On the morning after the 2016 presidential election, I awoke pretty drained. The events of election night led me to drink and drink kind of hard, which didn’t do my sleep cycle any favors.
Needless to say, I debated going to the gym when I awoke, which is a major part of my routine. I went, feet dragging, unsure of what I was going to focus on when I got there — cardio, strength or both. The gym was full and strangely somber. Everyone was going about their circuits in more silence than usual.
I worked through some reps on the pull-up bar, talking to a fellow gym-goer between them — a moment of solidarity with a stranger that actually was rather soothing. Then I hit the treadmill and sweated out my worries (and hops) on a high-intensity interval run. I felt better.

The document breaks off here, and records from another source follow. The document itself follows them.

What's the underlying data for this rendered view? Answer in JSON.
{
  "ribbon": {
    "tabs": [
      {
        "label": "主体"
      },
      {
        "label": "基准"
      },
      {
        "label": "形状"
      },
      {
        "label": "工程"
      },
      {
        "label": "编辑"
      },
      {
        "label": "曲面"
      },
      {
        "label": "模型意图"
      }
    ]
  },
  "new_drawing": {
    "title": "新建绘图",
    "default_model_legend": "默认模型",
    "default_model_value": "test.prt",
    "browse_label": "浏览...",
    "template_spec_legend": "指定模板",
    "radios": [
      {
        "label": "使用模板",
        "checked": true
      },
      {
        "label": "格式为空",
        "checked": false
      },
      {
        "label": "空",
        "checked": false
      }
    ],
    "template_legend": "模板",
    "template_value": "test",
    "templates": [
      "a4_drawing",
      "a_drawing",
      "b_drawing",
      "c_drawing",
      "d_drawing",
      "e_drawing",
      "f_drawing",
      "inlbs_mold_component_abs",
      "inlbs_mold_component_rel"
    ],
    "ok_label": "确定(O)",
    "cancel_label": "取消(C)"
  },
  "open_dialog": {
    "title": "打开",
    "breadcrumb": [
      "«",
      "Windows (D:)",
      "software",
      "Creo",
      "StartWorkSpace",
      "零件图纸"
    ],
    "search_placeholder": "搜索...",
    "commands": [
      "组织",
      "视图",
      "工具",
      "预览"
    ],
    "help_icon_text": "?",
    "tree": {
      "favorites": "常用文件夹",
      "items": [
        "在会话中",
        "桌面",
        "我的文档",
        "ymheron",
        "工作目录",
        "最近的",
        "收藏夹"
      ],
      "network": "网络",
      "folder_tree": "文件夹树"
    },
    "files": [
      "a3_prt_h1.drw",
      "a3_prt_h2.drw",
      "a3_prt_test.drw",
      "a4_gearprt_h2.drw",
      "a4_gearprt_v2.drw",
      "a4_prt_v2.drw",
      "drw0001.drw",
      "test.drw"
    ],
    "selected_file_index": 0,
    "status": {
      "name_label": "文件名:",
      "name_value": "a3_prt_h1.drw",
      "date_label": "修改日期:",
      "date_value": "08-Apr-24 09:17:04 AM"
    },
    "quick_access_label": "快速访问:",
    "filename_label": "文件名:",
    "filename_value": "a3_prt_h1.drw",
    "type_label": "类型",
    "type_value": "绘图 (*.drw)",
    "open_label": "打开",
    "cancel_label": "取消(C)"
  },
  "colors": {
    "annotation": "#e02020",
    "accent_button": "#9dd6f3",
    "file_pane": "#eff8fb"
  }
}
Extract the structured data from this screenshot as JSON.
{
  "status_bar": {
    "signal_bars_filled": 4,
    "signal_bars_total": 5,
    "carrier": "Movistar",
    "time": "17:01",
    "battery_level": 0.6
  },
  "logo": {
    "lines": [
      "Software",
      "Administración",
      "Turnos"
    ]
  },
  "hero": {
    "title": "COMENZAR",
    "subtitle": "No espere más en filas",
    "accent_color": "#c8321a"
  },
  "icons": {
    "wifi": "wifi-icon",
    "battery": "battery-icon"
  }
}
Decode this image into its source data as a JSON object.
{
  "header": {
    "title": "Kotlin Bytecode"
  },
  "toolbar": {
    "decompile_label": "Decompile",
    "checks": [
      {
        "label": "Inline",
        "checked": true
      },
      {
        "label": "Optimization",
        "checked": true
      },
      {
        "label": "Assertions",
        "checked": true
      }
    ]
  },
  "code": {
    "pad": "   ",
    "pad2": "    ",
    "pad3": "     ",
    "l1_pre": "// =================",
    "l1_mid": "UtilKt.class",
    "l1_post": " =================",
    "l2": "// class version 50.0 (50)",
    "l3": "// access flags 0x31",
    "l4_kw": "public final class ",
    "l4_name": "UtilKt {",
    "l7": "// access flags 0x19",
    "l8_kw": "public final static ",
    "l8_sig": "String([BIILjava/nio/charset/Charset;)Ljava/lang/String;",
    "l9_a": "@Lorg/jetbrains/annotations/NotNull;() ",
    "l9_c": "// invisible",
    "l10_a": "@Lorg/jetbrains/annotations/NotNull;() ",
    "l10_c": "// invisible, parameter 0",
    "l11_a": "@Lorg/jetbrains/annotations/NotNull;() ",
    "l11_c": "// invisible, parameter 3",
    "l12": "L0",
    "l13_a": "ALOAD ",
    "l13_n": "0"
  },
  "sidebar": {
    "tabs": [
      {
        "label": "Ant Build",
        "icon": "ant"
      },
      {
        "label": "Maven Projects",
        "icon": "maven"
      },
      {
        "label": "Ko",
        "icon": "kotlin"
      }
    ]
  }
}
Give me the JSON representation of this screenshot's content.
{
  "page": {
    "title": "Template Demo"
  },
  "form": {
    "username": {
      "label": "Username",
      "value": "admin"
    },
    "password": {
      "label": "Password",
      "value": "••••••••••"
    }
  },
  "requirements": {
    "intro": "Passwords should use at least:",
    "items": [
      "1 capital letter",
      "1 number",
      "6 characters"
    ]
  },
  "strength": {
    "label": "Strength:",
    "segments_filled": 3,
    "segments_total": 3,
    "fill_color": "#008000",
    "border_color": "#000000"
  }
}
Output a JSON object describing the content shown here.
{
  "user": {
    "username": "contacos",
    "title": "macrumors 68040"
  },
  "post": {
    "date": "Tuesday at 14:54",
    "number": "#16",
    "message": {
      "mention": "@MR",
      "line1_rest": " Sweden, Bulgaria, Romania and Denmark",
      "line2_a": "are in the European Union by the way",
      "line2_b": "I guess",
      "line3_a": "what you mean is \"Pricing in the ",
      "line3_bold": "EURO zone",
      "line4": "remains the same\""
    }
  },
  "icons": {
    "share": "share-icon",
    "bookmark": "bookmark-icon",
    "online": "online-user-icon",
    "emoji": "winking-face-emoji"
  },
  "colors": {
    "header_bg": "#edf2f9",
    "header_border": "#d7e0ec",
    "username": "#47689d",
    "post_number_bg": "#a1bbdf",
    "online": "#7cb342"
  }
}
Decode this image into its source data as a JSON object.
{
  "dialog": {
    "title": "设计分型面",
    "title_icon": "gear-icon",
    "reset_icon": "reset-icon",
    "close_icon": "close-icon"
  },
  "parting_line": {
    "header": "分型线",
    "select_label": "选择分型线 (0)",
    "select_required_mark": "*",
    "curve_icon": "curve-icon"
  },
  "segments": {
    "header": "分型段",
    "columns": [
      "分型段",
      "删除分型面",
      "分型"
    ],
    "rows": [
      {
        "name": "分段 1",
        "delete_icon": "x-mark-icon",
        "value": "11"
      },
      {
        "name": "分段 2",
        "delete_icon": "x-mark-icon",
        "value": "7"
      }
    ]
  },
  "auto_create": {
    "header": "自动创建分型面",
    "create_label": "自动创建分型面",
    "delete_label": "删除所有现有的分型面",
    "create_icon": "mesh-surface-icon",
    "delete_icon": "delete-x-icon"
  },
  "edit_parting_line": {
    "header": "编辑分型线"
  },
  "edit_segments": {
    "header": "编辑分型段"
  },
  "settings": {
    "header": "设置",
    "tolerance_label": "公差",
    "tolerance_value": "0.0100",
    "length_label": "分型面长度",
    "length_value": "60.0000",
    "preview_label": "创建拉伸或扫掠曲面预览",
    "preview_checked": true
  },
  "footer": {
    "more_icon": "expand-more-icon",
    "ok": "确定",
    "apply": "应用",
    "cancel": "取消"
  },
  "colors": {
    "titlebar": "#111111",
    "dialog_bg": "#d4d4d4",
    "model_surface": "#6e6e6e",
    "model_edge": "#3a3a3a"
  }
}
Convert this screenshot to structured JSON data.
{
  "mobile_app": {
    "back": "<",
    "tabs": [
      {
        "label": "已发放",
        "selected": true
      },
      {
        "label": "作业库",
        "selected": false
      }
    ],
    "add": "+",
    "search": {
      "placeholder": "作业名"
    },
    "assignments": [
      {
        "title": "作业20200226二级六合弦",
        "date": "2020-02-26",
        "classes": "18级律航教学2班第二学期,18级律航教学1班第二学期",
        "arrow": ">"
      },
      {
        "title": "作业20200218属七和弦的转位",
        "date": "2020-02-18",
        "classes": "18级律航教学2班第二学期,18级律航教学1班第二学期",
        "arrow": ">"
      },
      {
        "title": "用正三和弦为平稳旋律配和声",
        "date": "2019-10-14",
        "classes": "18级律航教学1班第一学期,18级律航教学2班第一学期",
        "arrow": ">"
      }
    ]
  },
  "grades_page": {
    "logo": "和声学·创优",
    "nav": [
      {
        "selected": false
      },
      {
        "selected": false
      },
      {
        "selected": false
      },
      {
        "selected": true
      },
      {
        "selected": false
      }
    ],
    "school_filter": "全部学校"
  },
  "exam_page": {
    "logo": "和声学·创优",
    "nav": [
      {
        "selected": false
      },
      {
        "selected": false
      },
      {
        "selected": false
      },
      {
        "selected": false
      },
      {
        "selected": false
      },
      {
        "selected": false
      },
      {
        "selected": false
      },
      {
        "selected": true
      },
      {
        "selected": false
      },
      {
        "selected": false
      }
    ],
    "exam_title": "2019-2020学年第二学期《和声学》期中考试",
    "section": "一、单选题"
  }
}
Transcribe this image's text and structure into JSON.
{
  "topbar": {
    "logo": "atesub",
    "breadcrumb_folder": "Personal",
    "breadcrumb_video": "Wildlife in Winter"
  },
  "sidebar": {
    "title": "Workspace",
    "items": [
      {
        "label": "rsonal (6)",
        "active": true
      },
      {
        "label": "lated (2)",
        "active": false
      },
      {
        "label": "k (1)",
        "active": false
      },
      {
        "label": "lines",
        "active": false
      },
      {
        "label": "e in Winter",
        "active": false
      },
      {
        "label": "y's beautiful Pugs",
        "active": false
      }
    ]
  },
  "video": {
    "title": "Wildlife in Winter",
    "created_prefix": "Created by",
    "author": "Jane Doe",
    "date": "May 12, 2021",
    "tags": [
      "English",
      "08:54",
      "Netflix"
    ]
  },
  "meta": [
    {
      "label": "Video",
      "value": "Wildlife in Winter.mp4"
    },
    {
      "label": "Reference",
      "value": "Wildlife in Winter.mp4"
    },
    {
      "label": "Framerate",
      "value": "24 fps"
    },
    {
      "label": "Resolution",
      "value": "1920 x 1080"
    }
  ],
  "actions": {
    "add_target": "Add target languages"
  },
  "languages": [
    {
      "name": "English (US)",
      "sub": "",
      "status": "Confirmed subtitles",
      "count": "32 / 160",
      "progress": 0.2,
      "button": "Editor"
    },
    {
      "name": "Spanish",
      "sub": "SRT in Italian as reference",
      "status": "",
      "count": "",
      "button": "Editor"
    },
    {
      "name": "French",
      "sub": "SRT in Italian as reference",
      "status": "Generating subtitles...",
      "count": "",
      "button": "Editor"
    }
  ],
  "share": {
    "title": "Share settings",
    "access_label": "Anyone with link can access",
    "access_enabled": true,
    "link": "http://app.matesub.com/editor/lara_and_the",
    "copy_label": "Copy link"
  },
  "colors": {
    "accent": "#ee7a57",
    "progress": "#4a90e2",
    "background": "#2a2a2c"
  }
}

Turns out there’s a scientific reason for that: a new study done in Sweden stress-tested 6,000 people using exercise to monitor various levels of stress alongside their blood pressure, cholesterol and mental clarity. They selected folks going through life issues (divorce, family deaths, etc) and folks who were super busy, as well as those who weren’t stressed. The tests determined that exercise increases endorphins that help lower your risk of cardiovascular issues, which can largely be a function of anxiety.
So next time you’re stressed at work, or have life issues, or think you just watched the beginning of the end of the world as you know it, go to the gym. Make time for it. It’ll literally make time for you (as in, you’ll live longer).
It might not solve the world’s problems, but you’ll be better suited to physically and mentally confront them.